HARBOR SQUARE GALLERY
In 1981 with a large selection of finished canvases completed, Imero approached Tom O’Donovan of Harbor Square Gallery, the gallery was then situated on Bayview Street in Camden, and asked if he would be interested in representing his work.
“For me, his invitation was a great and timely blessing” - O’Donovan
For Imero this would also be true. Tom’s design sense; his talent and sensitivity to space, color and light, matched the intensity and craftsmanship of Imero’s art. Harbor Square Gallery enhanced and elevated the paintings to the level they deserved.
“His paintings continue to shimmer and beckon toward a world of serenity and beauty.” - O’Donovan
At Harbor Square Gallery, that sacred world of serenity and beauty was mirrored. It also provided the professional environment necessary to connect the artist with his collectors. The friendship and business relationship between Imero and Tom would flourish for the next 35 years.
Despite all the moves and disruptions, accomplishments and disappointments over the years, Imero consistently produced a diverse and prolific array of artistic work. Above and beyond all he had accomplished that was recognized, admired or criticized, he remained steadfastly committed and true to a particular body of work; his most personal and private creative endeavor, a world he explored, expressed and protected at the deepest core of his being: A place he called Humbravana.
“I was always very busy trying to make a living. Sometimes I wonder, what is life? We have this life, we have dreams, and we have dreams with open eyes like Humbravana.”
“I was always cherishing a place of my own, a private world where no one could disturb me. Humbravana started as an ideal world for me. I had a teacher in school who was not so good, so I invented Mirvalus- a man who knew everything. He became my teacher in HV. The leaders in Italy when I was a boy were despicable, so I invented an enlightened leader for HV. Every time I have trouble in the real world, I take refuge there.”
“I try to make the world a little more joyful. I’ve been very, very lucky. I have had wonderful friends.
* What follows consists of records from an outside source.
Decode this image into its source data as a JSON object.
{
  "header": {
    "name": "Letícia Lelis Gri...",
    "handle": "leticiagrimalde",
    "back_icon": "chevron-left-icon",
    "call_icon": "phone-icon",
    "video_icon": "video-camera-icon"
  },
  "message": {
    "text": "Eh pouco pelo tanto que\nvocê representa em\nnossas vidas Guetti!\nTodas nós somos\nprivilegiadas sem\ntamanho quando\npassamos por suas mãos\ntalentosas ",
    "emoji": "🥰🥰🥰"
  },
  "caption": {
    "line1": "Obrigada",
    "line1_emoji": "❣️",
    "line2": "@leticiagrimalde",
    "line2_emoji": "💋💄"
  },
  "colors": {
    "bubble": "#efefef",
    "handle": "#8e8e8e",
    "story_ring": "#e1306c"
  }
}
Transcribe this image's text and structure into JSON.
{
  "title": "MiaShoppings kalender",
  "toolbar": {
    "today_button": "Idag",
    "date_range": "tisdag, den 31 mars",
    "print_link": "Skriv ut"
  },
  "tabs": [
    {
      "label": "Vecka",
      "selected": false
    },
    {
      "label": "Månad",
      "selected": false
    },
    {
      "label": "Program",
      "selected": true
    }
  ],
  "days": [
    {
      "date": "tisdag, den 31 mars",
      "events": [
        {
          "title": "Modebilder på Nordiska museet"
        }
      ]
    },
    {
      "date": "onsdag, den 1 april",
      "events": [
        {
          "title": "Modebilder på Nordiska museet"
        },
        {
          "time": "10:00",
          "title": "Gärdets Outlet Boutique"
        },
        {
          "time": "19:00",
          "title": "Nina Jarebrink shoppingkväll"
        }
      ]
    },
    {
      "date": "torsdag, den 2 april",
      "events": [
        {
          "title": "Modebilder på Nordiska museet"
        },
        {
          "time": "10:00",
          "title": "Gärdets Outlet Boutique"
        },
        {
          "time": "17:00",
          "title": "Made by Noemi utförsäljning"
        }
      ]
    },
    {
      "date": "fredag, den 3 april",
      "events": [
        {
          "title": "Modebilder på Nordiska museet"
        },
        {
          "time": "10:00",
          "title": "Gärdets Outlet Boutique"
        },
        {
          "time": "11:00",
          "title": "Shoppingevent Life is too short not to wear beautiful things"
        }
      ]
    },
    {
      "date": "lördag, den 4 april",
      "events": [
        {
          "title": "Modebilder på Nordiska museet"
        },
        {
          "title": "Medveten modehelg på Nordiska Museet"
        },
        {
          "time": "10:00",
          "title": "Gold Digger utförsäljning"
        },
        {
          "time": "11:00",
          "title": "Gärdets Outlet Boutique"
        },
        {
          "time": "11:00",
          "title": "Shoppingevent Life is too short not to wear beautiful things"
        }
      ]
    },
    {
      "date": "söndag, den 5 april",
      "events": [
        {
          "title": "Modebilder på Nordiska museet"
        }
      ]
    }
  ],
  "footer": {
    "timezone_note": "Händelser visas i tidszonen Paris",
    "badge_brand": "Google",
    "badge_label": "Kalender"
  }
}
But every time I look around, I see awful things in this world, so I make a supreme effort to bring more joy.”
“I would like to bring it all back if I can do it, to blend it all, some of the Neo-impressionistic, some of the mystery of the Transfiguration and my land of HV. I don’t care if it is Utopia. There’s some joy, you know; these people, they are not murdering each other, they are not raping each other, they are not molesting the children. They are just clean, the water’s clean, they’re making some music – a flute, a guitar, there are no radios, there are no cars, no telephone poles, just nature and a few little pots and that’s all.